Automotive technology instructor David Castillo is excited to see Nelson representing Texas in the automotive service technology national completion. “I had a gut feeling that Ryan was going to win this year,” he said. “Last year he placed second in the state SkillsUSA competition, and the year before when he was in high school, he placed second in the high school SkillsUSA state competition.”
The SkillsUSA NLSC will be held June 23 – 27 in Kansas City, Mo., with nearly 6,000 career and technical education students - all state contest winners - competing in more than 98 different trade, technical, and leadership fields. Students work against the clock and each other, proving their expertise in occupations like electronics, computer-aided drafting, precision machining, medical assisting and culinary arts. Leadership contestants will demonstrate skills including extemporaneous speaking and conducting meetings by parliamentary procedure. Contests are run with the help of industry, trade associations, and labor organizations, and test competencies are set by industry. The competitions will be open to the public and free of charge.
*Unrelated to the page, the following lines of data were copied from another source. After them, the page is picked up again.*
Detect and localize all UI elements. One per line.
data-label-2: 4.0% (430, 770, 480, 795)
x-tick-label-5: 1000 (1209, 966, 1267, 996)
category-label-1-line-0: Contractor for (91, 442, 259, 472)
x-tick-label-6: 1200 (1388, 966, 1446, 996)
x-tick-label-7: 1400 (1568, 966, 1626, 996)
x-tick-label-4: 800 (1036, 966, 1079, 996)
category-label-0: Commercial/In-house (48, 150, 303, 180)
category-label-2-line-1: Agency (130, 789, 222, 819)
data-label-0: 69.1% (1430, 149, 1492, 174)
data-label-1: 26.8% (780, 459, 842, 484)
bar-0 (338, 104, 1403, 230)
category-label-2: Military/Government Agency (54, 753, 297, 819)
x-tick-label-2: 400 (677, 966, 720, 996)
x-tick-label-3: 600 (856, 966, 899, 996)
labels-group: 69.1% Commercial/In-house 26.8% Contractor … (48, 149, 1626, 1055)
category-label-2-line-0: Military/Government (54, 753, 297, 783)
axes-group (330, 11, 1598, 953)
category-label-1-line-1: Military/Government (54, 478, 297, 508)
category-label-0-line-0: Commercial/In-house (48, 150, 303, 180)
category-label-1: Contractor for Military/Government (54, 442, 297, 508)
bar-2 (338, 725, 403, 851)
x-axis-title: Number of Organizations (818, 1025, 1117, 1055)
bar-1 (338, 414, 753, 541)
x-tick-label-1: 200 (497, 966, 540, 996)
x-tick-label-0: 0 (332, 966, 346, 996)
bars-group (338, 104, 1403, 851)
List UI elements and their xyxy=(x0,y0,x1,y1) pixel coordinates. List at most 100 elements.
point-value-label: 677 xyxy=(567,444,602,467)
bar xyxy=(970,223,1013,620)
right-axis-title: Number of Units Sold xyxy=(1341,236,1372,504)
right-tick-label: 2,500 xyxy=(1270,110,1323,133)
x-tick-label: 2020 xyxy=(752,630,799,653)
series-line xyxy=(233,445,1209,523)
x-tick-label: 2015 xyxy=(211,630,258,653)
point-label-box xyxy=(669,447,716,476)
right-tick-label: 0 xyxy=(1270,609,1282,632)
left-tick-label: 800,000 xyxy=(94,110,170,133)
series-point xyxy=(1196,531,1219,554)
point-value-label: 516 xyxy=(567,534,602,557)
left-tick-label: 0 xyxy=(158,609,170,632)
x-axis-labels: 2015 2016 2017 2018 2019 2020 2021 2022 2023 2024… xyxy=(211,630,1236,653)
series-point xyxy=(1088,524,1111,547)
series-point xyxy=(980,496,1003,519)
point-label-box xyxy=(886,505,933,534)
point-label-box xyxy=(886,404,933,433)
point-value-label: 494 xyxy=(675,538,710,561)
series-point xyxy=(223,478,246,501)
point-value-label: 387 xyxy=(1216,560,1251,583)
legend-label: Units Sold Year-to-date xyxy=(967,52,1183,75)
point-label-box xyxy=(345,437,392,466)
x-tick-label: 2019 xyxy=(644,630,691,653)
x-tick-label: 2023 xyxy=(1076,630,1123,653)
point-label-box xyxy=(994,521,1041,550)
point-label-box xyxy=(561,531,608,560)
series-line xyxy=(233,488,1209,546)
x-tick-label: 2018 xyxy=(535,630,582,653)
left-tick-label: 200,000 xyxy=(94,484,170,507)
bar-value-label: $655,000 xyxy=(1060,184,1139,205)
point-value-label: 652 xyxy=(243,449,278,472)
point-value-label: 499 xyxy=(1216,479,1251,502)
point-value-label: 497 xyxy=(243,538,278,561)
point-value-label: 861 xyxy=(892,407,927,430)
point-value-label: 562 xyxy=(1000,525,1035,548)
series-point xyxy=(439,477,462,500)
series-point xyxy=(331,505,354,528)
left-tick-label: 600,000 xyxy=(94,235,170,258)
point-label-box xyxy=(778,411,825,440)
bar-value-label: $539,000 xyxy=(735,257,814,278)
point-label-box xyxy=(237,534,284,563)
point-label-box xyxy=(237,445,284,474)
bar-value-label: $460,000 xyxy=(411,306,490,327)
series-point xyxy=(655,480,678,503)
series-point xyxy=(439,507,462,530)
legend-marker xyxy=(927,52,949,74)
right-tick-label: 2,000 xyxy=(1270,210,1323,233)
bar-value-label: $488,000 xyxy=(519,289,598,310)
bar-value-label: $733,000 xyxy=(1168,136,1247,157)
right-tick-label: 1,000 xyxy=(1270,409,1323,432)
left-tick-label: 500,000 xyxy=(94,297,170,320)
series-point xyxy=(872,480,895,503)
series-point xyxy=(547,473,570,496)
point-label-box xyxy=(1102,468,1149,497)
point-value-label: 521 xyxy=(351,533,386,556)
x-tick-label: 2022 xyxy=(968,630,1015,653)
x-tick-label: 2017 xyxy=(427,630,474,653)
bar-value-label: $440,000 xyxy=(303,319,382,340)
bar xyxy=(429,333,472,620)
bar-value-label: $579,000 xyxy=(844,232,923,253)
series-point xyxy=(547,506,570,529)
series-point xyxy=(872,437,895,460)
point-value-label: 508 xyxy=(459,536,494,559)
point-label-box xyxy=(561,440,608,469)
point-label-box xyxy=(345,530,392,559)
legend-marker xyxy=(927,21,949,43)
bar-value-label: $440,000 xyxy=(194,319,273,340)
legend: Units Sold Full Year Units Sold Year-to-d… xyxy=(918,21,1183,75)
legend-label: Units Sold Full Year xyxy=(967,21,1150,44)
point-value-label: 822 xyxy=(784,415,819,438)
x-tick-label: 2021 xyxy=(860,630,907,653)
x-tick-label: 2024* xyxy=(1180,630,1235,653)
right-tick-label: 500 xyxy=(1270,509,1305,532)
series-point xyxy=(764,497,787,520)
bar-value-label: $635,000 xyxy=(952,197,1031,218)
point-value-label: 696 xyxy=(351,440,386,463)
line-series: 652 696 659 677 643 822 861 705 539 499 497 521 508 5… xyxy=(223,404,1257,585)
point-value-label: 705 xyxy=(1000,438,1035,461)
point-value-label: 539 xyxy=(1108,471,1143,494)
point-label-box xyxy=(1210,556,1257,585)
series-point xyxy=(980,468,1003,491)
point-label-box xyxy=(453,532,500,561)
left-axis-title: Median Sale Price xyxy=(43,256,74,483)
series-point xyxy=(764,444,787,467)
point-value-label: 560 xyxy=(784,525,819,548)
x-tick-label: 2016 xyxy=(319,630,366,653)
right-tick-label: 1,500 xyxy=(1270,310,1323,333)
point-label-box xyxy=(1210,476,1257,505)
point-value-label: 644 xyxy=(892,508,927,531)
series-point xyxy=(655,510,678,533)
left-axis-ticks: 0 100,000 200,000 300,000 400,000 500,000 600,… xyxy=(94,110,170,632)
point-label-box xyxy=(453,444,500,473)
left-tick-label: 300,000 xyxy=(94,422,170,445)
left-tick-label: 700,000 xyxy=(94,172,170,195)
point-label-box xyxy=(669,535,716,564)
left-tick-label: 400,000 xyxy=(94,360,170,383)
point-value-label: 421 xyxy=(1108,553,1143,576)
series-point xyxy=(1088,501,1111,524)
Pictured left to right: (Top) William Buel, San Jacinto College engineering design graphics professor; Patrick Doig; and Richard Hermoso. (Middle) Mary Ann Blake, San Jacinto College engineering design graphics professor and Rob Ross. (Bottom) Dana Belt, San Jacinto College cosmetology instructor; Trisha McCurdy; and Van Truong. Not pictured: Ryan Nelson. Photo credit: Andrea Vasquez, San Jacinto College marketing, public relations, and government affairs department.
About San Jacinto College
Surrounded by monuments of history, industries and maritime enterprises of today, and the space age of tomorrow, San Jacinto College has been serving the citizens of East Harris County, Texas, for more than 50 years. The Achieving the Dream Leader College is committed to the goals and aspirations of a diverse population of 30,000 students in more than 200 degree and certificate options, including university transfer and career preparation. Students also benefit from the College’s job training programs, renowned for meeting the needs of growing industries in the region. San Jacinto College graduates contribute nearly $630 million each year to the Texas workforce. San Jacinto College. Your Goals. Your College.